Light sensors have been on the scene, at least in rudimentary form, for years. The idea is a simple one: If lights can be more tightly controlled, their cost to operate will go down. The most obvious example is restroom lights that turn themselves on and off as people enter and leave.
The trend of the past few years is that modern telecommunications and IT technology is taking these technologies to new levels in a couple of ways. The most obvious is that they lower optional expense (opex). On a more subtle level, they collect data on how lighting, HVAC and other energy elements are being utilized by the building and the people within. This data can be proactive leveraged to make short- and long-term changes, predict and avoid potential problems and for other purposes.
Thus, occupancy sensors are one of the most valuable of these rapidly evolving tools. They often are co-located with or even integrated into LEDs. This is a good thing for energy managers, again for two reasons: The first is that lights are everywhere. There is no better way to get comprehensive insight into what is happening in a building than gathering data from the platform that is most widely dispersed. The other reason is that the evolution of these tools is happening while there is a change out of legacy lighting in favor of LEDs. That change out is almost solely due to the superiority of LEDs on environmental issues, energy usage and lifespan. This allows the advanced sensor capabilities to be icing on the cake as opposed to the main goal of a project.
Brent Protzman, Manager of Energy Information and Analytics at Lutron Electronics, told Energy Manager Today that commercial spaces have more distributed sensing options producing more data on how space is being utilized. “This growth in information from these sensors is driving the need to analyze this data and develop actionable insights,” he wrote. “For example, data on which office areas are occupied most, which ones the least, can help facility managers decide on an appropriate cleaning schedule, thus going beyond the use of light sensors as energy saving devices and into helping reduce operational costs.”
It is difficult to put a definitive return on investment (ROI) and savings figure on such projects. The technology is used in different ways and is at varying levels of maturity. It seems, however, that the bottom line will benefit significantly. In March, The U.S. Department of Energy (DoE) posted an overview of the wireless approach to occupancy sensors. The first thing that the DoE does is make the overall case for the technology:
Studies have shown that adding lighting controls can reduce lighting energy use 10% to 90% or more depending on the use of the space in which the sensors are installed. One study conducted on a university campus found that installing wired occupancy sensors to control lighting in more than 200 rooms in 10 buildings provided an annual cost savings of about $14,000 with a simple payback of 4.2 years.
The piece outlines the approaches to wireless sensors. The good news for energy managers is that there are several wireless protocols that enable placement of standalone sensors without wired infrastructure.

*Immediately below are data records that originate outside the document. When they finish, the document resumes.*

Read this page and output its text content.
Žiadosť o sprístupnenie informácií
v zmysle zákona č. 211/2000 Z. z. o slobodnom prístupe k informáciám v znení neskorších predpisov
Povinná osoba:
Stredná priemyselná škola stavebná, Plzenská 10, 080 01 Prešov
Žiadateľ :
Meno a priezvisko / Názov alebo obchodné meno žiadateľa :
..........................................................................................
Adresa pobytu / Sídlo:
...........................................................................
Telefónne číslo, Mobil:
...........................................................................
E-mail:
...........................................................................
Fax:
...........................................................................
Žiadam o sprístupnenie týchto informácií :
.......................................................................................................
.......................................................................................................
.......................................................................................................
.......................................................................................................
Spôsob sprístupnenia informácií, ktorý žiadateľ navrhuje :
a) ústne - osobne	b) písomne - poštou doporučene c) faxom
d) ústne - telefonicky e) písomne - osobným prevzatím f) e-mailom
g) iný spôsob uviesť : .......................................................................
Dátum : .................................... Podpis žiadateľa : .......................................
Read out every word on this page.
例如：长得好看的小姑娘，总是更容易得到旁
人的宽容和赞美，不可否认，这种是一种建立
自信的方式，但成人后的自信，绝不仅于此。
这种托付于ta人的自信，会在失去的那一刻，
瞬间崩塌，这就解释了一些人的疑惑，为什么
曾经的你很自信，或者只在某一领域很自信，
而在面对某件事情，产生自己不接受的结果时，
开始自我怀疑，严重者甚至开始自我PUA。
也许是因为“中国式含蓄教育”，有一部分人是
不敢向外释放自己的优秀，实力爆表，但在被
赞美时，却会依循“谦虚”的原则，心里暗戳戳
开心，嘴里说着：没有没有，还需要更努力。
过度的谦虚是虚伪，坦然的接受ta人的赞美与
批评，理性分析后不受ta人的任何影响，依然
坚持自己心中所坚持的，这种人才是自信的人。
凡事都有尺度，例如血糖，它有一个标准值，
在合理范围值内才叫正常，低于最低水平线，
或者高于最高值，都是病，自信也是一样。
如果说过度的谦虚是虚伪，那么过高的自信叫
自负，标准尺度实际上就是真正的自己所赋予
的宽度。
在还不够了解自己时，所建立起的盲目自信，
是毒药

The data will get deeper and more valuable, according to Protzman. “As sensors evolve, the types of devices will also evolve to get richer information for the facility managers and allow more environmental factors to be tracked with the intention of gaining greater comfort for the occupant in a space,” he wrote. “This could translate to sensing more than temperature, occupancy, and light.”
There has been a good bit of news on the motion sensor front.
Last week, Larsen Electronics introduced the EXP-MS-N4X-AT-HV explosion-proof motion sensor. It is aimed for use in hazardous (Class 1 Division 1 and Class 2 Division 1) areas. The wall-mounted unit is made of copper-free non-sparking aluminum and glass. The device is receommend for use in areas in which combustible dust and particles are present.
Two companies – Acuity Brands and Hubbell – made announcements regarding wireless capabilities of occupancy sensors. Acuity introduced the nLight AIR platform which, the company says, reduces complexity and cost in retrofit applications. In June, Hubbell said that it updated its wiSCAPE gateway, which control as many as 1,000 wiSCAPE fixture modules.
Research continues as well – and not just among vendors. For instance, the Lighting Enabled Systems & Applications (LESA) and students from Rensselaer Polytechnic Institution and Boston College were awarded a patent on a way to detect people’s presence, location and pose in a room without the use of cameras. This, the release says, is a way to collect granular data without compromising privacy.
Two evolution of occupancy sensors and the ongoing switch to LEDs can generate great benefits on both fronts – if companies savvy enough to combine the two.